Actually I find it quicker to just cut and paste through notepad because I don't have to save and reopen any files or am I misunderstanding these instructions?
notepad won't get rid of all the special characters becasue (I think this is why) it uses a Windows character set.
The "trick" to my solution is the "when the file conversion dialog pops up, check MS-DOS " that forces you to use just plain ascii characters I think, but whatever it does, it gets rid of characters that notepad and most editors don't.
Paste to Notepad is quicker, but is not 100% depending on what special characters are in the doc.
BeeDeeDubbleU and CrustyAdmin - that is my experience exactly, i.e. - Notepad won't always get rid of Word's special characters. added: pardon me, I didn't mean "won't always," I meant "won't get rid of ALL of the bad characters."
[edited by: Canton at 5:06 pm (utc) on April 4, 2009]
I've never tried this .. but what about saving as HTML, then pasting in Notepad to get rid of Word's formatting? Pretty much same-same, I suppose.
I just did a cursory trial and '...' converted to '…' in the design view of Dreamweaver .. not so in the code view. Although when pasted in the code view, it does render as a slightly odd looking elipsis when viewed in Firefox.
I wrote a macro in "TextPad" that accomplishes a search and replace of all culprits from MSWord. As stated above, saving to .txt file within Word also works.

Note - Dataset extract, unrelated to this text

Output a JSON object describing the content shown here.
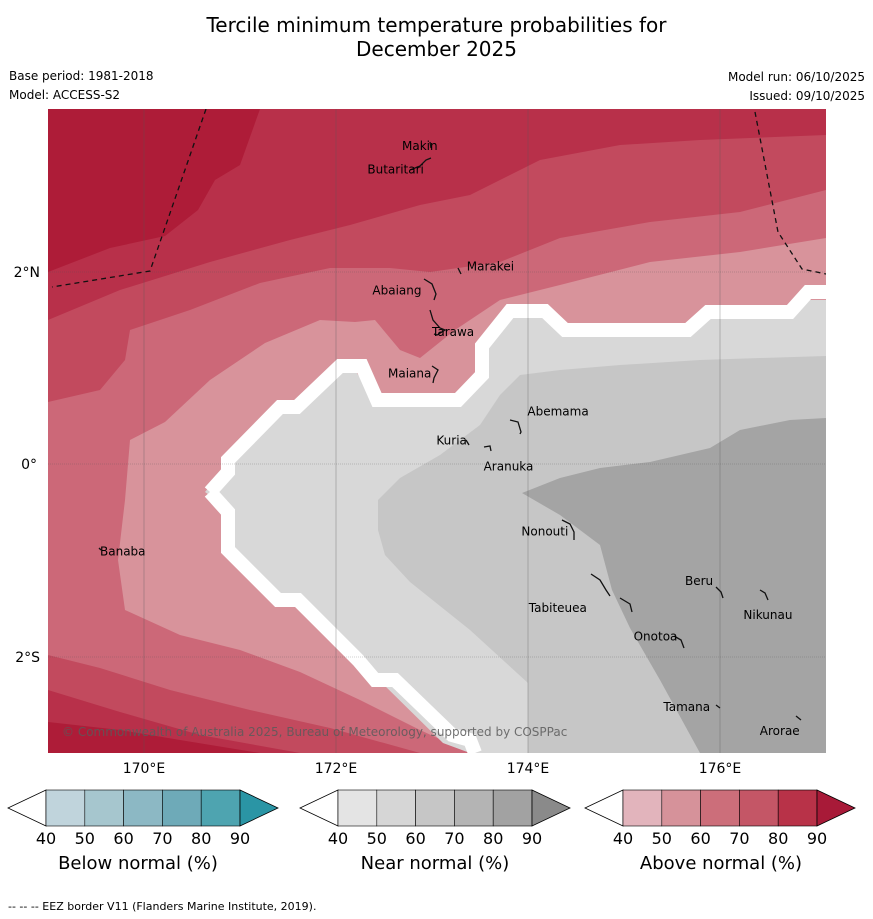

You will always need to clean up Word content prior to publishing. There is no way to get around what you are describing. I use Notepad++ in addition to FrontPage which has a Remove Formatting option that I don't use as much anymore. Notepad++ for the initial cleansing. And then find and replace for the curlies, m/n dashes, etc.
One you scrub, then you rebuild the content/formatting in your HTML editor.
Notepad is required as a middle mad to get rid of all the o:p stuff that you will find. And, there is probably more of that instead of content.